The Most Revd Dr Richard Clarke, Archbishop of Armagh and Primate of All Ireland, gave the address at the annual RUC George Cross Day church service held on Sunday 7th June 2015, at St Mark’s Parish Church, Newtownards.

Archbishop Clarke drew inspiration from the inscription over the great central entrance at Milan Cathedral which reads, ‘That only is important which is eternal’. He said: ‘In the context of the Christian Gospel, this is precisely what our service today is about … Now, death, pain, injury (whether physical or psychological), bereavement, mutilation are all realities – terrible realities, and brutal realities that we should never ever seek to diminish or to trivialise. But our worship here today reminds us powerfully and movingly that the call of duty and service may enable men and women to transcend those cruel certainties in the name of what they can understand as a more complete reality and of greater importance – service for the good of others. And this is precisely where the award of the George Cross to the Royal Ulster Constabulary in 1999 comes in – the vision of a greater reality, above and beyond self-protection, and even self- preservation.’

The Archbishop went on to say: ‘And so the Christian Gospel tells us that everything we do on earth must be put into a setting beyond our own comfort, our own safety or pleasure in this life. Everything you and I do must instead be placed in the context of an eternity – eternal values in this life as well as an eternity beyond this life – to which God is calling each one of us. This is the thing of final and ultimate importance.’ He continued, ‘The values of eternity are seen in our service of others, the values of the Gospel’.

Further extracts:

Archbishop Clarke, drawing upon the reflections of the English writer Francis Spufford, also commented on the misleading idea that a life without God is a happier life. He said: ‘A few years ago, a celebrated advertisement appeared on London buses, paid for by enthusiastic atheists. It read simply, “There’s probably no God. Now, stop worrying and enjoy your life.” As an interesting English writer Francis Spufford noticed – I cannot claim that I spotted it for myself! – this advertisement was exceptionally clever but it was also very devious, because its real message was not whether or not there was a God – the message was that if you can just get God off the scene, you will be able to enjoy your life more fully; you can actually enjoy life for a change. This was a crafty suggestion, but utterly misleading, and deeply dishonest.
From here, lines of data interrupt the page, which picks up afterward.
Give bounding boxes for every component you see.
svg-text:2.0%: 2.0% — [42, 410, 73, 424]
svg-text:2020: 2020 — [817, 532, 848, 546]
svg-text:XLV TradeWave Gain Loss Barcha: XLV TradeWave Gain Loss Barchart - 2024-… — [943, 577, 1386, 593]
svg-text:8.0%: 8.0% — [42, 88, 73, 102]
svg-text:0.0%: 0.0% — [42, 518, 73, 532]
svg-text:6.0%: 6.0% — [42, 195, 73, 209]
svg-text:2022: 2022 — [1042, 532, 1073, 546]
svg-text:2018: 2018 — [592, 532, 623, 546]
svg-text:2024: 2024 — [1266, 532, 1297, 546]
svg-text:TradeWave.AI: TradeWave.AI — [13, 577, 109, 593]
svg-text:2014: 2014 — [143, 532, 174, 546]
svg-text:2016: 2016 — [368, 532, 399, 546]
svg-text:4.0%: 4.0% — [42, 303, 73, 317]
‘First of all, it is suggesting that to believe in God is to give up on enjoyment in life. And it is also suggesting that the only real barrier to happiness is God. But God is not against human happiness and enjoyment, far from it … in addition, there is as much real and objective distress, hurt, pain and misery in this world, among those who do not have a faith dimension within them, as among those who do.  Living without God does not bring additional pleasure.

‘All that we as Christians can say is that there is within the total experience of life, the joys and pleasures but also the distresses, the difficulties and – as we are indeed celebrating today – the calls and demands of duty and of conscience that can lead people of courage into danger and even death – there is, if we have the eyes to see it, an understanding of life that goes beyond the purely human. This is the dimension of God, the dimension of eternity. An eternity that is not simply a destination at the end of earthly life (although it is also that), but eternal life that is a way of living, a way of trusting, and a way of following – a quality of life, a dimension of life, that is eternal life here and now.’